Is this problem feasible for my undergraduate thesis?

Hello from Brazil, this is my first post around here!

I’m investigating possible deep learning problems for my undergraduate thesis in computer vision. So far satellite image segmentation seems somewhat manageable for a beginner.

I’m attempting to segment based on crop types as proved possible by this particular paper:
https://ieeexplore.ieee.org/document/7891032

I also want my model to compute predictions as to how the segmentation is likely to be in the future, so as to potentially identify which areas are going to be rotated to which crops ahead of time. My plan is to make this information available through my university for general competitive analysis in the industry.

So far I have identified one paper covering spatiotemporal sequences. However, it employs an architecture that does not seem to be implemented in the fast.ai framework (conv-lstm).

I plan on using sentinel 2 data, which is freely available online

Here are my questions:

  1. Is this feasible at my skill level? The little bit I know about deep learning came from this introductory course I managed to complete on time:
    https://www.udacity.com/facebook-pytorch-scholarship
    I’m also watching ‘deep learning for coders’ and general python skills are of course at a passable level.

  2. What shortcomings should I be aware of before I start? Will I fail due to how big satellite imagery is?

  3. Should I try another approach to this problem, such as a regular CNN instead of Conv-LSTM?

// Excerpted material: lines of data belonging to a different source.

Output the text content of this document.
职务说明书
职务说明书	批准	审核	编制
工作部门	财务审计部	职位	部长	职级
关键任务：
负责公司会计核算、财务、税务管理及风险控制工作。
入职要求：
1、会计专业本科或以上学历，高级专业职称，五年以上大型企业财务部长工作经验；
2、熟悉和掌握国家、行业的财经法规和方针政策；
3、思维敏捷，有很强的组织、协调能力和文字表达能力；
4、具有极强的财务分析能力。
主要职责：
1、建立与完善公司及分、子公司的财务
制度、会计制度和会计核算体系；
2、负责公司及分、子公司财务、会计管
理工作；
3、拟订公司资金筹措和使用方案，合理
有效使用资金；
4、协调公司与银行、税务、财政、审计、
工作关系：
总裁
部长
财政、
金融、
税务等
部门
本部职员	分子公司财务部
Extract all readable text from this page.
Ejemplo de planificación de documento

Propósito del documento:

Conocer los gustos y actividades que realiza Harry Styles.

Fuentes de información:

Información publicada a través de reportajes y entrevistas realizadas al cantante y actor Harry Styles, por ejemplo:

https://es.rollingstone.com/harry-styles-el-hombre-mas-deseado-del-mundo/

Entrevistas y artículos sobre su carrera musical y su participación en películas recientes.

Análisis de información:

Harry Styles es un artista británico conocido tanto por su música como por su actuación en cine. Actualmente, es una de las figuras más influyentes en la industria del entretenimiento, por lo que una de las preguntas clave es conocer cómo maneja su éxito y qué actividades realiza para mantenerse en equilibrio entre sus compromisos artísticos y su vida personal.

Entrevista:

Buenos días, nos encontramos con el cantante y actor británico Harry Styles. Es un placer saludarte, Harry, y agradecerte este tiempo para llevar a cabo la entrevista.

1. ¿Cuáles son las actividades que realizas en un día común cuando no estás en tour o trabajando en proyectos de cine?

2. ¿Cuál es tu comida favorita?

  4. How many images do I need for my training and validation sets? Images sourced from google look all the same, should I look somewhere else?

I’m open to suggestions.
Thank you very much for your time.

Sentinel 2 data can be a challenge due to the amount of data. Up to 10m spatial resolution each 5 days is quite a high volume of data, depending on the extent of the region you are considering.

If this is too much for the time you have to finish your thesis you can start with a simpler problem, like using coarser resolution images (for example VIIRS has daily images at 750m and some channels at 375m).

Or you can start with regular segmentation (with month or year averages for example) and if the time allows you move for the spatiotemporal sequences. The idea is to make sure you have results along the way so even if you have no time for the big problem you can write the thesis with the results you got so far.

You may find some useful resources on the Geospatial Deep Learning resources & study group :slight_smile:

Miguel, thanks for you answer.

I did not know about that study group. I particularly enjoyed this project https://github.com/daveluo/zanzibar-aerial-mapping

I like your approach. If things go south I’ll still have something to show for my work.

I’m somewhat lost on the architecture I should use. Do I really need a convLSTM for spatiotemporal analysis? If so, how would I go about transfer learning, assuming I want to start with a pretrained network? It is my understanding that since fast.ai doesn’t support this natively and neither does pytorch, I’ll have to resort to some other framework, such as keras, is this correct?

You can implement anything in PyTorch and thus in fastai. But again, if you feel lost start with something you can do, like standard segmentation with u-net that fastai has ready to use. If you do that for every month using monthly composites then you can think on easy ways to evaluate the changes in time. Maybe with a simple tabular model that is also ready to use in fastai.

An end-to-end approach with conv lstm may give better results but you need a baseline to compare the results. And by the time you solved the simpler problems you have more knowledge to tackle architectures that may require you to go beyond the standard fastai problems.